His brother, Claude François Rivarol (1762–1848), was also an author. His works include a novel, Isman, ou le Fatalisme (1795); a comedy, Le Véridique (1827); and the history Essai sur les Causes de la Révolution Française (1827).

He died as exile in Berlin and was interred in the Dorotheenstadt cemetery, but the site of his grave was soon forgotten.

==Works==
- (1782). Lettre Critique sur le Poème des Jardins.
- (1783). Lettre à M. le Président de *** sur le globe Airostatique, sur les Têtes Parlantes et sur l’État Présent de l’Opinion Publique à Paris.
- (1784). De l’Universalité de la Langue Française.
- (1785). L’Enfer, Poème du Dante.
- (1787). Récit du Portier du Sieur Pierre-Augustin Caron de Beaumarchais.
- (1788). Le Petit Almanach de nos Grands Hommes.
- (1788). Première Lettre à M. Necker, sur l’Importance des Opinions Religieuses.
- (1788). Seconde Lettre à M. Necker sur la Morale.
- (1788). Le Songe d’Athalie (with Louis de Champcenetz).
- (1789). Mémoire sur la Nature et la Valeur de l’Argent.
- (1789). Le Petit Almanach de nos Grandes Femmes (with Louis de Champcenetz).
- (1789). Journal Politique-national des États-Généraux et de la Révolution de 1789.
- (1789). Adresse à MM. les Impartiaux ou Les Amis de la Paix Réunis chez Monseigneur le Duc de La Rochefoucault.
- (1790). Petit Dictionnaire des Grands Hommes de la Révolution (with Louis de Champcenetz).
- (1790). Triomphe de l’Anarchie.
- (1790). Épître de Voltaire à Mlle Raucour, actrice du Théâtre-français.
- (1790). Le Petit Almanach de nos Grands-hommes.
- (1790). Réponse à la réponse de M. de Champcenetz au sujet de l’ouvrage de madame la B. de S*** sur Rousseau.
- (1791). Essai sur la Nécessité du Mal.
- (1792). De la Vie Politique.
- (1792). Lettre à la Noblesse Française, au Moment de sa Rentrée en France sous les Ordres de M. le duc de Brunswick, Généralissime des Armées de l’Empereur et du Roi de Prusse.
- (1792). Le Petit Almanach des Grands Spectacles de Paris.
- (1793). Adresse du Peuple Belge, à S. M. l’Empereur.
- (1795). Histoire Secrète de Coblence dans la Révolution Française.

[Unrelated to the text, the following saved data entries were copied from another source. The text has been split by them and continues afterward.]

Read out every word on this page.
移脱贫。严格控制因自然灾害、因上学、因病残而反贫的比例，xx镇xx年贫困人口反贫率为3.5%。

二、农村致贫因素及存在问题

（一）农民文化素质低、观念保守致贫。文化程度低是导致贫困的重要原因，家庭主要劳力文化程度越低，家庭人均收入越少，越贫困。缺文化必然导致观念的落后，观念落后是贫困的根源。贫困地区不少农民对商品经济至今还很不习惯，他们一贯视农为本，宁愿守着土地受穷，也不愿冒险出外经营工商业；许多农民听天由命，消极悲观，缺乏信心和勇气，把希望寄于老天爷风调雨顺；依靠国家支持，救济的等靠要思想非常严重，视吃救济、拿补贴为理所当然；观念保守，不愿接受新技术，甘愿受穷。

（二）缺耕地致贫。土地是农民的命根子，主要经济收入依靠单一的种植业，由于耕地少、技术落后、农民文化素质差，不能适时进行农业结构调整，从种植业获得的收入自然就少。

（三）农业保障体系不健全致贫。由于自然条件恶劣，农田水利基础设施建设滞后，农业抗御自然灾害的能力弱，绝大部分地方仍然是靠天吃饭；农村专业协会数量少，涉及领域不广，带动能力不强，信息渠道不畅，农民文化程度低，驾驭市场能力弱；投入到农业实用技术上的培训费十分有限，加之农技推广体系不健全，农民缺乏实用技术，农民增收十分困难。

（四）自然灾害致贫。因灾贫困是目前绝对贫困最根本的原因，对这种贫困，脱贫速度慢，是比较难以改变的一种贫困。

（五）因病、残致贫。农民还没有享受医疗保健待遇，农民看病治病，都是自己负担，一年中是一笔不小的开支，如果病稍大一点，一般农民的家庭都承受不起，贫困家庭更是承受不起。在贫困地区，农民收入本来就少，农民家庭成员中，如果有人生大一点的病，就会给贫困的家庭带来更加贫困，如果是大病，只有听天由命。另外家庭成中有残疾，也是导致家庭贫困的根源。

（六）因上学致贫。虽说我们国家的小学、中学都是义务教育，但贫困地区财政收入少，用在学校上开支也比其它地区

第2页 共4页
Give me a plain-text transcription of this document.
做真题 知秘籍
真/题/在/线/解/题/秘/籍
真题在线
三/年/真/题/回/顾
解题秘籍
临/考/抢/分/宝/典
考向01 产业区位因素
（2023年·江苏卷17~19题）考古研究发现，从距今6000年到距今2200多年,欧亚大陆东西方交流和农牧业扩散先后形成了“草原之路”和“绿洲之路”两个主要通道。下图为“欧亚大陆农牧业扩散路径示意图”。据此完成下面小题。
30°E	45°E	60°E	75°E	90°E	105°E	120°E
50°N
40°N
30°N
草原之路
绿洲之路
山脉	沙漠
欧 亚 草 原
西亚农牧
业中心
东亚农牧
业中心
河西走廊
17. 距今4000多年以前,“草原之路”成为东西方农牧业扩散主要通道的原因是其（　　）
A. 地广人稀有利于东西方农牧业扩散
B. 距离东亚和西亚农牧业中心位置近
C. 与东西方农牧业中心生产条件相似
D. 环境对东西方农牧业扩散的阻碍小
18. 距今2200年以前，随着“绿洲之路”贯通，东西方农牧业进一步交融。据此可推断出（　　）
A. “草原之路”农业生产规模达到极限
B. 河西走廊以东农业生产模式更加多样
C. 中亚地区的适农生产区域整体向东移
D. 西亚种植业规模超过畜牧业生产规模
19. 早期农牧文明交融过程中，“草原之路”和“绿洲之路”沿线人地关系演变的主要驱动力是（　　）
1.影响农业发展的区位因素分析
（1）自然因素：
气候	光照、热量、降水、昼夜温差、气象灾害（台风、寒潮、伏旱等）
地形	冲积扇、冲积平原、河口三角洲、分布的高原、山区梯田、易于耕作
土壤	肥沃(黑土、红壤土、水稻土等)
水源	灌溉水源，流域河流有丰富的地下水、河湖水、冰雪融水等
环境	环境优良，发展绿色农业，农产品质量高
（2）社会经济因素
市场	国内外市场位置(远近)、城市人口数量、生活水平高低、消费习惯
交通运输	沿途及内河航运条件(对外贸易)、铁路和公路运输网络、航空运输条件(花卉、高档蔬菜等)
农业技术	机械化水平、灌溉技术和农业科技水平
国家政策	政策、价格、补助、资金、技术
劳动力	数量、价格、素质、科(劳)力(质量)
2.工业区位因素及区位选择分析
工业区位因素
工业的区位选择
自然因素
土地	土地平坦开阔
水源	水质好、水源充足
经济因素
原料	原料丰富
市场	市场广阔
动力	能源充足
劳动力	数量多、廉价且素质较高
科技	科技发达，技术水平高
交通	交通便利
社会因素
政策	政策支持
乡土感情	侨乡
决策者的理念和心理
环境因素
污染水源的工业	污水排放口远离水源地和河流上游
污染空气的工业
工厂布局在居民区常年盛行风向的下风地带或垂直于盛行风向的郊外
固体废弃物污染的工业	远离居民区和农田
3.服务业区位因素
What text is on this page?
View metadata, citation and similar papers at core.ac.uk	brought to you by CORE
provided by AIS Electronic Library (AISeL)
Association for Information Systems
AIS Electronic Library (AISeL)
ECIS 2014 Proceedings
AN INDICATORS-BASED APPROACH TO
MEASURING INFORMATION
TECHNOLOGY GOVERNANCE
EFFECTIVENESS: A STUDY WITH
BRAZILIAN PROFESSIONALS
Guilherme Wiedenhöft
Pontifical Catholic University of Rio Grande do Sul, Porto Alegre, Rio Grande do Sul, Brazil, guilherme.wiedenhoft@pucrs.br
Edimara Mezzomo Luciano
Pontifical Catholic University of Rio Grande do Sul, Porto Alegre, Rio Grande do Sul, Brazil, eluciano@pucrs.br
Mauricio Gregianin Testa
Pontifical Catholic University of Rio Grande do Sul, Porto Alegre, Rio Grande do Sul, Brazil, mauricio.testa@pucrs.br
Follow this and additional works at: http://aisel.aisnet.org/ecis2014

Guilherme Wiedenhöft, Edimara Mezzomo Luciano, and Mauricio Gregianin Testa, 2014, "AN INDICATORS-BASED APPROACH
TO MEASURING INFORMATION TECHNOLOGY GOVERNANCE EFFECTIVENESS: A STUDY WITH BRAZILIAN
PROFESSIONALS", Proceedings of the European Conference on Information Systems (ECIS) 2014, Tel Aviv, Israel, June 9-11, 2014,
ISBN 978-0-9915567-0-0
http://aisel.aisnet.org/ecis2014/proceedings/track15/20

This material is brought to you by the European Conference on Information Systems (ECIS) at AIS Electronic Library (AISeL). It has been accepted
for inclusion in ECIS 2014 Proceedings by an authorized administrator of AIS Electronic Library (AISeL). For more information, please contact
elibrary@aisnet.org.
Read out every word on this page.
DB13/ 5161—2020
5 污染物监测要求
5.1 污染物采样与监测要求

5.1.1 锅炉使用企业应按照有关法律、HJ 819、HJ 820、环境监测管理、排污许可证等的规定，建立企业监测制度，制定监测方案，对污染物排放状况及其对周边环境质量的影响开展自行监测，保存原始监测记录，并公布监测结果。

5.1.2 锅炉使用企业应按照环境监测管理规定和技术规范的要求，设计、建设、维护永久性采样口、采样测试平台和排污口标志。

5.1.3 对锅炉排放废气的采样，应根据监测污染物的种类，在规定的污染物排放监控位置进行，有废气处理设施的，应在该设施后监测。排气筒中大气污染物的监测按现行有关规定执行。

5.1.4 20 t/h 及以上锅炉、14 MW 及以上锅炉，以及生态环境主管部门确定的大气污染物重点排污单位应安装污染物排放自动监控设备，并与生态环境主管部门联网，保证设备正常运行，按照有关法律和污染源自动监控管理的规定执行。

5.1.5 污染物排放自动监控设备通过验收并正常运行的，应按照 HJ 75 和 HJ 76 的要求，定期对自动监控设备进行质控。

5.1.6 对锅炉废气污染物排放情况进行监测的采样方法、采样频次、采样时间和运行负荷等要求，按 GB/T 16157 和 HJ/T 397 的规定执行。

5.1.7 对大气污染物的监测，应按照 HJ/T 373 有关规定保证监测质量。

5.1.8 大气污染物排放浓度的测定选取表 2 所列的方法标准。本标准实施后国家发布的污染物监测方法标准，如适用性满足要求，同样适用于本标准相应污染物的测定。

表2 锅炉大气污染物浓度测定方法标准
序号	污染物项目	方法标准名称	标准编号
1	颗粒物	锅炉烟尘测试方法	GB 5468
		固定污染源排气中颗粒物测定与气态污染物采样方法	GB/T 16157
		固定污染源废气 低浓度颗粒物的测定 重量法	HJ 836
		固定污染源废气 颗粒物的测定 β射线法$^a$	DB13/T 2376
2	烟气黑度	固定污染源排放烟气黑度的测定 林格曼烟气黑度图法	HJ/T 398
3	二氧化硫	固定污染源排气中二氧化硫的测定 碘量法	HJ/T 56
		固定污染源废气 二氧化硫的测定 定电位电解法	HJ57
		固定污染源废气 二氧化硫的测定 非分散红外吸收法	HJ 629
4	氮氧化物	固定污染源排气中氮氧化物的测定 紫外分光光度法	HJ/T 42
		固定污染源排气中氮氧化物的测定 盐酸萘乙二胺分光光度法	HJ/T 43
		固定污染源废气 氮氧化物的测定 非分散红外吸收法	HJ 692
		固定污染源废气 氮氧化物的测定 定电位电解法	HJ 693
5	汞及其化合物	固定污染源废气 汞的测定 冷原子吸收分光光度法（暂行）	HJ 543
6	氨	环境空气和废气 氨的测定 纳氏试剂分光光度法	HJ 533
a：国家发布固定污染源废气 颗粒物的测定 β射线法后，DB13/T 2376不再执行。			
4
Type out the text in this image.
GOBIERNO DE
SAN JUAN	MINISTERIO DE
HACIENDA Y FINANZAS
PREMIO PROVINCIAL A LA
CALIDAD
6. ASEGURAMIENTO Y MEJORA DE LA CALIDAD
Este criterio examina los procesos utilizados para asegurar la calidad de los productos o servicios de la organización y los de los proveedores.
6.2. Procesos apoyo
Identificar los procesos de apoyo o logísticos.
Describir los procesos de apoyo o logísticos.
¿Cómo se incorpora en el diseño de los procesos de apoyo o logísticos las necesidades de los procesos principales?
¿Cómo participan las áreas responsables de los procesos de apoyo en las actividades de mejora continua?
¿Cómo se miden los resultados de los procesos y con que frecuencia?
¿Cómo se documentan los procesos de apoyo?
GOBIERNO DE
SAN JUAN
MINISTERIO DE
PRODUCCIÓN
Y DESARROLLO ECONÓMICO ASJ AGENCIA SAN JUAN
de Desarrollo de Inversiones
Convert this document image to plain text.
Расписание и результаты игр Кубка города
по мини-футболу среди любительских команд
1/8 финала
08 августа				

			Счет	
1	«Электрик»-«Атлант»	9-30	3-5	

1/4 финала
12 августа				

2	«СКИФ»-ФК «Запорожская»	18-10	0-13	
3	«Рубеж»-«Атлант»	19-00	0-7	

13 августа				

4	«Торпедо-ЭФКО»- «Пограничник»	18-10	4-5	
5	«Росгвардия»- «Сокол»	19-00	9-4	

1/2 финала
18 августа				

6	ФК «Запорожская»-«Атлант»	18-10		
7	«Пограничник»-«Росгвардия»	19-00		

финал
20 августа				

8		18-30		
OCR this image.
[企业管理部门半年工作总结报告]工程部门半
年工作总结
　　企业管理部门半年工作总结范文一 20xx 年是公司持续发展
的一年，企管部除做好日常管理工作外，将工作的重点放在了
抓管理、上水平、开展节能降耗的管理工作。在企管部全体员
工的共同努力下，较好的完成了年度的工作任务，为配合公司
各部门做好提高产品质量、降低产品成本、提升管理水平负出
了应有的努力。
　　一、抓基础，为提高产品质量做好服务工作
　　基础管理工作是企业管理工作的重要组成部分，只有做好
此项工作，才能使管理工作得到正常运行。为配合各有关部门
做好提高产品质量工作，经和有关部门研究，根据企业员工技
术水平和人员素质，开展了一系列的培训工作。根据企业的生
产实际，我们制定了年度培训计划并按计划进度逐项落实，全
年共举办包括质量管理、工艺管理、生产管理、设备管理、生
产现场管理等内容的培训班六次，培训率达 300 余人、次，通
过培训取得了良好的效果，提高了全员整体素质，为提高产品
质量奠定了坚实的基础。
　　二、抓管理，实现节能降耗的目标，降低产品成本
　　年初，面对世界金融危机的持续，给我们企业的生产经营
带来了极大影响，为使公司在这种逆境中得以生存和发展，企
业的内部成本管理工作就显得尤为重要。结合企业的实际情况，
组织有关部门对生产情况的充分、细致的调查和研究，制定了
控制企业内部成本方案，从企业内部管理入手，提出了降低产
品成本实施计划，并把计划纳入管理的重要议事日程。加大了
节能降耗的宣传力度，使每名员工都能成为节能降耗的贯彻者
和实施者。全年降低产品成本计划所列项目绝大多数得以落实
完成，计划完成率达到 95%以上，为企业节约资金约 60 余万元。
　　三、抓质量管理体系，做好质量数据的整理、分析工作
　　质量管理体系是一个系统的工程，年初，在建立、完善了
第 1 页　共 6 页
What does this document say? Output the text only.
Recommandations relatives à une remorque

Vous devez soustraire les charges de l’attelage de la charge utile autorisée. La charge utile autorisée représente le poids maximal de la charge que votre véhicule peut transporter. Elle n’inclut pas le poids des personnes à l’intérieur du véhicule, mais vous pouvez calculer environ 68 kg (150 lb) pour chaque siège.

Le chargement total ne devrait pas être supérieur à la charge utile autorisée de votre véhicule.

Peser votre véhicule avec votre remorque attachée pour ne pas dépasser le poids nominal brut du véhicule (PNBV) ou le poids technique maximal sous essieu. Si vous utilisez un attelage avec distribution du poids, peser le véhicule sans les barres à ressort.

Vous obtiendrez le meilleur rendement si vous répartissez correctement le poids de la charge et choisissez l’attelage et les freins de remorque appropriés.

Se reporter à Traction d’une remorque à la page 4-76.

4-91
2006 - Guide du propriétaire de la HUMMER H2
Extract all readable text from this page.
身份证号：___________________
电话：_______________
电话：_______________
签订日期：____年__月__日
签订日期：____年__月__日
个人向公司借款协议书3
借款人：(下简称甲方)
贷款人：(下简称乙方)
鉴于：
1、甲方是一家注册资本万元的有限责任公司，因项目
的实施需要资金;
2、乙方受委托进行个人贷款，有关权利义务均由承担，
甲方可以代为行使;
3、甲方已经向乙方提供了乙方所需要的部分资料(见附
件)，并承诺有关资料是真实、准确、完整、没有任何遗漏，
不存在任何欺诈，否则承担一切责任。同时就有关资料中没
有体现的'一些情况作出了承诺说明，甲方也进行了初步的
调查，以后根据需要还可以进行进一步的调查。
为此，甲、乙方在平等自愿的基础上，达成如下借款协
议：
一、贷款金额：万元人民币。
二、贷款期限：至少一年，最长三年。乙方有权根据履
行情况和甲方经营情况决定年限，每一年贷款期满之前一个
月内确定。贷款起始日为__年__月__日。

- (1797). Tableau Historique et Politique des Travaux de l’Assemblée Constituante, depuis l’Ouverture des États Généraux jusqu’après la Journée du 6 Octobre 1789.
- (1797). Discours Préliminaire du Nouveau Dictionnaire de la Langue Française.
- (1808). Œuvres Complètes, Précédées d’une Notice sur sa Vie [5 vol.].